Jury Convicts Hard Money Lender of Wire Fraud

Allison Tussey —  August 23, 2012 — Leave a comment

Victor John Sifton, 47, a Canadian citizen, was convicted by a federal jury of five counts of wire fraud stemming from a hard money lending scam perpetrated by Sifton and a co-conspirator, Jason Lawson, 45, Park City, Utah, a former mortgage broker.  The jury returned the verdict following a four-day trial in U.S. District Court.

Lawson pleaded guilty to wire fraud in 2009 and served an 18-month prison sentence.

The hard money lending scheme involved six loans secured by Lawson primarily from former clients with whom he had built a relationship of trust.  As part of the scheme to defraud, Lawson misrepresented to the clients that he had borrowers in need of short term loans, that there would be a 15 percent return, and that borrowers would pledge their residences as collateral. All of these representations were false.

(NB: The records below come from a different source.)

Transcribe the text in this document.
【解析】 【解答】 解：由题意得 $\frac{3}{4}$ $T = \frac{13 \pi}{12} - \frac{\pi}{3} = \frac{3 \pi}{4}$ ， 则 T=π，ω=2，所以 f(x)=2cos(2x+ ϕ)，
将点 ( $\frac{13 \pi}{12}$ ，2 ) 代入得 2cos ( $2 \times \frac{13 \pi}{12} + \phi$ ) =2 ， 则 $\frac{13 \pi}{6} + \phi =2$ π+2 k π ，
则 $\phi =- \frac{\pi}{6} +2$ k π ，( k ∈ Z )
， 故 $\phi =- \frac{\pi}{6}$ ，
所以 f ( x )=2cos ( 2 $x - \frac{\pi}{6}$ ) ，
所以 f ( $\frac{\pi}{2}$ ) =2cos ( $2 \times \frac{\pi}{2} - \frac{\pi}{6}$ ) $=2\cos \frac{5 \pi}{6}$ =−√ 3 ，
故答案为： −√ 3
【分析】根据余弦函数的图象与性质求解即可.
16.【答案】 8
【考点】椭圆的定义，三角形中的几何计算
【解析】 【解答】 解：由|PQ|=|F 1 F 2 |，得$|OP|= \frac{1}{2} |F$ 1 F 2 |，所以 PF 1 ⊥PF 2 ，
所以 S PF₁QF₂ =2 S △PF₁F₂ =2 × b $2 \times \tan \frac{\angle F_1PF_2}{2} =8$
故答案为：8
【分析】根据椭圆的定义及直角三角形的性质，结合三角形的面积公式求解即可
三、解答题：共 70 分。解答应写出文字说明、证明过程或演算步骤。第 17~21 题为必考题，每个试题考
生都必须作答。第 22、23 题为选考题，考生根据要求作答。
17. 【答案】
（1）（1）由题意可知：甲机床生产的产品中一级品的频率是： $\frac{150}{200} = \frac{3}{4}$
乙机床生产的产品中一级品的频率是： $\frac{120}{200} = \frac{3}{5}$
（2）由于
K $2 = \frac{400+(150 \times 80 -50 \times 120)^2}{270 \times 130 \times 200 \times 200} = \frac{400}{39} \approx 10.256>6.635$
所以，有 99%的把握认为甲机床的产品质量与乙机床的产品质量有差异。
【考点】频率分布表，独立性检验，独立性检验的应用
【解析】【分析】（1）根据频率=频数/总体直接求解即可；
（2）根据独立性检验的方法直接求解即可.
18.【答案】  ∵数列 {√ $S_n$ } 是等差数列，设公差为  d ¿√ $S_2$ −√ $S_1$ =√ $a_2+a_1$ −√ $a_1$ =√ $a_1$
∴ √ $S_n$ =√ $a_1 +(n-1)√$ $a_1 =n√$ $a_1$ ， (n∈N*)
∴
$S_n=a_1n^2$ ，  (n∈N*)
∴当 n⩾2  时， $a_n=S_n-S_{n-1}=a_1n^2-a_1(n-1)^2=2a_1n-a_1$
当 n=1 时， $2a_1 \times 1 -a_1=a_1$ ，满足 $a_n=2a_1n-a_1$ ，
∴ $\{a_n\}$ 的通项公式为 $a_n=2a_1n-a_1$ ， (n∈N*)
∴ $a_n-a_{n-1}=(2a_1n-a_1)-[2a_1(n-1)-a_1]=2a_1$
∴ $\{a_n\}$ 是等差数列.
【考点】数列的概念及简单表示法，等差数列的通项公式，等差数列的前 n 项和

On three of the six loans, Sifton offered the use of his mother’s name and condo in Vail, Colorado, as a borrower and collateral, respectively.  Sifton also used his bank accounts to receive and disburse scheme proceeds to Lawson, prior lenders, third-party debtors, and for personal expenses.  Five of the wire transfers underlying the foregoing movement of money supported the counts of conviction.  The scheme brought in over $1,000,000.

Sifton’s sentencing is set for December 3, 2012 before Judge Dale A. Kimball.  He faces up to 20 years in federal prison for each wire fraud conviction and fines of $250,000 per count.